Medals don’t tell the whole story of athletes’ Rio successes
IN YEARS to come the Rio Olympic Games will be remembered for South Africa’s brilliant medal haul, a mere statistic for journalists to use as an interesting throwaway down the line.
Gone will be beautiful human-interest stories that gripped us during the quadrennial showpiece, and perhaps inspired a new generation of Olympians.
While their heroics are still fresh in the memory, we will celebrate their awesome feats with praise and respect, which they so richly deserve.
This Olympics has been one for the underdogs, the ones that never gave up on their dreams, the ones that powered through where others would have raised the white flag.
In the words of the late Afrikaans protest singer Johannes Kerkorrel: “Let us drink to the one that survives his dreams, to the one that gets what he asks for.”
A host of South African athletes did not merely survive their dreams, they soared way beyond their wildest imaginations. Rio 2016 has been the silver Olympics with a tinge of gold and bronze as some athletes delivered on their promise while others fell painstakingly close.
Every medal came with its fair share of sacrifices as the athletes pursued their Olympic dreams with a shared single-mindedness.
It is the stories of those that had to overcome extraordinary odds just to step on to the biggest stage of them all.
The stories of two South African men stand out, rower Lawrence Brittain surviving cancer and long jumper Luvo Manyonga shaking his tik past to become Olympic silver medallists in their respective events.

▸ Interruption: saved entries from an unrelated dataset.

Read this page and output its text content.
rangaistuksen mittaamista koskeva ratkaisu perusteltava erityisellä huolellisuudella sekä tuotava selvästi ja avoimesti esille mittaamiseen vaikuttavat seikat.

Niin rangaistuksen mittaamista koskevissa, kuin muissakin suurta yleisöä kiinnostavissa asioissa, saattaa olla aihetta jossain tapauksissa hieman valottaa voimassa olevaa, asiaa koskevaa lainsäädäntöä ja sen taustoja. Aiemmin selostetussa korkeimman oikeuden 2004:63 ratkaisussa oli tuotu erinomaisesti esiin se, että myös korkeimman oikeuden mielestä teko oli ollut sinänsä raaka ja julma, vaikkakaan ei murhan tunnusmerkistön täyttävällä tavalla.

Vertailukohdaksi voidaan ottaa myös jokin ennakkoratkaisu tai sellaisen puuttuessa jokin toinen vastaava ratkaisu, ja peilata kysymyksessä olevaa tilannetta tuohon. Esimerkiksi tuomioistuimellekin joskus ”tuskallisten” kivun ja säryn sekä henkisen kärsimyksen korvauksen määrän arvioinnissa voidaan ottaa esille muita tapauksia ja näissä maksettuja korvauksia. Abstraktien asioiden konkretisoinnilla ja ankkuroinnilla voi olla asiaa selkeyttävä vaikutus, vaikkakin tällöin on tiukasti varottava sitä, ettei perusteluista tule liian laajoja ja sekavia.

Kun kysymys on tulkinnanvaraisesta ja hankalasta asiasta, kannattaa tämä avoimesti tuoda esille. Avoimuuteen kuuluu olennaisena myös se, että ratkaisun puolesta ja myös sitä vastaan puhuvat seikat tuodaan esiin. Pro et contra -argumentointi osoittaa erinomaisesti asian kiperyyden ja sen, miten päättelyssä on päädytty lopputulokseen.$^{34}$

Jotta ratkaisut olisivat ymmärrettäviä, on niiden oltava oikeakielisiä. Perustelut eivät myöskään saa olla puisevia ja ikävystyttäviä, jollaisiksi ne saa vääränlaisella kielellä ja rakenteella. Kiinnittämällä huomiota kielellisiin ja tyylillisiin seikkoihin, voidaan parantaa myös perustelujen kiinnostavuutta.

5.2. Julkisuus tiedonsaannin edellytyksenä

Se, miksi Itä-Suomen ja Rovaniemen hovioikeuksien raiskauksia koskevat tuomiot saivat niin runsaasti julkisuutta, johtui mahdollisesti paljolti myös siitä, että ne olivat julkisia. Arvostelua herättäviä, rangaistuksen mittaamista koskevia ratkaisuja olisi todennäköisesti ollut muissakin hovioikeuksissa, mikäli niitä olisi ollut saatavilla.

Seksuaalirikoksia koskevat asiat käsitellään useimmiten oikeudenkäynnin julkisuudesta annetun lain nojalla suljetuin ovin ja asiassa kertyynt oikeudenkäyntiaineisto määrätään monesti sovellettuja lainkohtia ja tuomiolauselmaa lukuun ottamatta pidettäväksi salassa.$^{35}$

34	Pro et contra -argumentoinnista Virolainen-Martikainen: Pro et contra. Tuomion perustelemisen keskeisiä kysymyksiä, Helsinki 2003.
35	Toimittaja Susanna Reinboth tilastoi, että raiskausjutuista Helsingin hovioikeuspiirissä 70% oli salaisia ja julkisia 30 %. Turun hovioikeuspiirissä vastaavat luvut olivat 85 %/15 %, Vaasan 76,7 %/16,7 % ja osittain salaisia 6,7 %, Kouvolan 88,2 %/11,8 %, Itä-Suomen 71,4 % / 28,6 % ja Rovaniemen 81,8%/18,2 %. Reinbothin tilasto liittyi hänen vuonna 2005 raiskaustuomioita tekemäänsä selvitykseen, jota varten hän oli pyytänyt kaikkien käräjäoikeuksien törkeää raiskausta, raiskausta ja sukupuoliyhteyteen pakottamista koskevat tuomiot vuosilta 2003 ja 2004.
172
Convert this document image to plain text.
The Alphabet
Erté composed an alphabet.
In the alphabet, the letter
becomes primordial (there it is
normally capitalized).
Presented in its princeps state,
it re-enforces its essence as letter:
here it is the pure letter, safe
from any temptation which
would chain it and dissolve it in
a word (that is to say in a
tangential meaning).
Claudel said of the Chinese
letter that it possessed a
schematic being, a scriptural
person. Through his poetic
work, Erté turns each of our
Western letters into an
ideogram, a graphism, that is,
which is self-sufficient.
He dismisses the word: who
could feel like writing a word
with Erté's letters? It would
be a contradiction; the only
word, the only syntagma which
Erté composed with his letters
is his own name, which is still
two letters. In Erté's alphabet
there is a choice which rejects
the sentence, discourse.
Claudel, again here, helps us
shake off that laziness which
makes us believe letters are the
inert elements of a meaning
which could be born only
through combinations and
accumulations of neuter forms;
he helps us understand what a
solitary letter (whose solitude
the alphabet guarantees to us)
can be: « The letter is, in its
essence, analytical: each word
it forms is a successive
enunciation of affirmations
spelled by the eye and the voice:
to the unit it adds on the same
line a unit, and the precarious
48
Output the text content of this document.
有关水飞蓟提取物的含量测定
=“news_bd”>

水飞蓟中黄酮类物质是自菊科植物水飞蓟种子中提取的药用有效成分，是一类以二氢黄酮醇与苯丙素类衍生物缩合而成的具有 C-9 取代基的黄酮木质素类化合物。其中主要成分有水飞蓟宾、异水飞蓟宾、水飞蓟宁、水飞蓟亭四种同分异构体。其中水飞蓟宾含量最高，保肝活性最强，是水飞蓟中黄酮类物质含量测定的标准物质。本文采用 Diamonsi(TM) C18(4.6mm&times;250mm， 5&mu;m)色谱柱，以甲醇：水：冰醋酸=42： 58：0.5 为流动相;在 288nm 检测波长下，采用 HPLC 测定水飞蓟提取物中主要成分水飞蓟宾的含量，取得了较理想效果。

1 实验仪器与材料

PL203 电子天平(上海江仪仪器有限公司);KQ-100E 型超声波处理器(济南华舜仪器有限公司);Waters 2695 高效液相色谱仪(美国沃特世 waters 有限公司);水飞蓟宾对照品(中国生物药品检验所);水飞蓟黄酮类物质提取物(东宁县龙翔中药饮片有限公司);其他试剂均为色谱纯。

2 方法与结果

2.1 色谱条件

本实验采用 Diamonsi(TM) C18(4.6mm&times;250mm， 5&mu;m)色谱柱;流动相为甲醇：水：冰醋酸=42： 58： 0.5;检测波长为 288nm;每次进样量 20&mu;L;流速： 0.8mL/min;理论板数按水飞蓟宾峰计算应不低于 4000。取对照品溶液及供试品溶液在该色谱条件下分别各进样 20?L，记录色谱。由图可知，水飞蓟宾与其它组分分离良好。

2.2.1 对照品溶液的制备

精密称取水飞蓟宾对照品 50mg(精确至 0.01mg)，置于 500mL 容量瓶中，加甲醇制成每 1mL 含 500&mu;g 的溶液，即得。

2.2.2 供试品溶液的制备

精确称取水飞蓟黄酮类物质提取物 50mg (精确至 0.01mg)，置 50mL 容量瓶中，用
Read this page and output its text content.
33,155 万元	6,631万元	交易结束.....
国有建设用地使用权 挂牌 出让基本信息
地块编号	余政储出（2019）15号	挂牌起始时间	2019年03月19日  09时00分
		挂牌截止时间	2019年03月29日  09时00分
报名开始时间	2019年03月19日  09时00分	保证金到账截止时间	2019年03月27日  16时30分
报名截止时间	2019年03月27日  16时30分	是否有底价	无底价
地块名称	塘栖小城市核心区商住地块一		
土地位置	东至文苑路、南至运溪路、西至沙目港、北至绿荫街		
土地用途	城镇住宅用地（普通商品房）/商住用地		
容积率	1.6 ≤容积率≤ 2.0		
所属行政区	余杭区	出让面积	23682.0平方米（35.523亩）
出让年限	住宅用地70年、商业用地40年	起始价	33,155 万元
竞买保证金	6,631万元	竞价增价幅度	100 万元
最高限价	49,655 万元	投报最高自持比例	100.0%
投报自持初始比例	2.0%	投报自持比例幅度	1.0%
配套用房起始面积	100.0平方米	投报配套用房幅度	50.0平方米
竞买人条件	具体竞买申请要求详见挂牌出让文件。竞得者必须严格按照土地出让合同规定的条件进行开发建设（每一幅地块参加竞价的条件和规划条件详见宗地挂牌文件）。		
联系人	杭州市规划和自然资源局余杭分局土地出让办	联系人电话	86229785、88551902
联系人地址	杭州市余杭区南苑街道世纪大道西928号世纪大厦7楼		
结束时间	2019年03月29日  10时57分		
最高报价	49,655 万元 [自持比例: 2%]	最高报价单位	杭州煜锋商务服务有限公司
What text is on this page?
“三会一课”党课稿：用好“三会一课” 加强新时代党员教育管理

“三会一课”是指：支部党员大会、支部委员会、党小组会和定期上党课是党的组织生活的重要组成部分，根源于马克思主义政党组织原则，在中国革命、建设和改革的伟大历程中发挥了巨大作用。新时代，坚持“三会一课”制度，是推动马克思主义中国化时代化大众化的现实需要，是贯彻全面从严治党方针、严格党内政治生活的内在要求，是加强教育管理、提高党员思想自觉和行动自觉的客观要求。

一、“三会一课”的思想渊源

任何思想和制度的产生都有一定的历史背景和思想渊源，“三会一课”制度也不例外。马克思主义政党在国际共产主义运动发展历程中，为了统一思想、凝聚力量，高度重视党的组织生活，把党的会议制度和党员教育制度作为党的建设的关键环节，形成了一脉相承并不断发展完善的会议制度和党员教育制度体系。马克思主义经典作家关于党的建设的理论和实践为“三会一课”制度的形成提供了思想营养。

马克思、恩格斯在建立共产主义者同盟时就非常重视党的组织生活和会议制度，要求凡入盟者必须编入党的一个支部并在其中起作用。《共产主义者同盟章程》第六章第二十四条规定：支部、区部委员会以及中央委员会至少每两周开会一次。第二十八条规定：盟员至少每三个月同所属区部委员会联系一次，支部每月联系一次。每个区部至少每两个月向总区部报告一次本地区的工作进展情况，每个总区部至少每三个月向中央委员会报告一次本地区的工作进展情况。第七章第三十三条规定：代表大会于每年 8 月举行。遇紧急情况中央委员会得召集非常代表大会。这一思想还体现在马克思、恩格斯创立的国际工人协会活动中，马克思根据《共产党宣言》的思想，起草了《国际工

To separate Manyonga from his chequered past would take away from the magnitude of his incredible feat.
Few have been caught up by the demon and live to tell the tale, never mind making a comeback to come within a centimetre of winning an Olympic gold.
Manyonga deserves all the praise and admiration coming his way because he managed to defy the odds that were so heavily stacked against him.
True to the character of a champion, Manyonga thanked the people that had made it possible for him to escape the tik pipe.
His feat, of course, started with a decision, a decision to rise above his circumstances, and to live up to the immense promise he holds.
“Let us drink to the one that survives his dreams, to the one that gets what he asks for.”
Less than two years after he was diagnosed with Hodgkin’s lymphoma, Brittain crossed the finish at the Rodrigo de Freitas Lagoon with crewmate Shaun Keeling for their Olympic men’s pair silver medal.
In that final stroke across the line Brittain finally banished the memory of the six three-week cycles of chemotherapy, and his family’s desperate fight for his health.
Four months later he had beaten cancer and was starting his slow and painful pursuit of earning a seat with Keeling in the Olympic boat.
Unfit and overweight, Brittain’s small gains were complicated by his heart rate capped at 120.
He persevered and shed 16kg of the weight he had gained since starting his treatment to make his debut at the Rio Olympic Games.
Manyonga and Brittain represent the most beautiful of human characteristics.
“Let us drink to the one that survives his dreams, to the one that gets what he asks for.”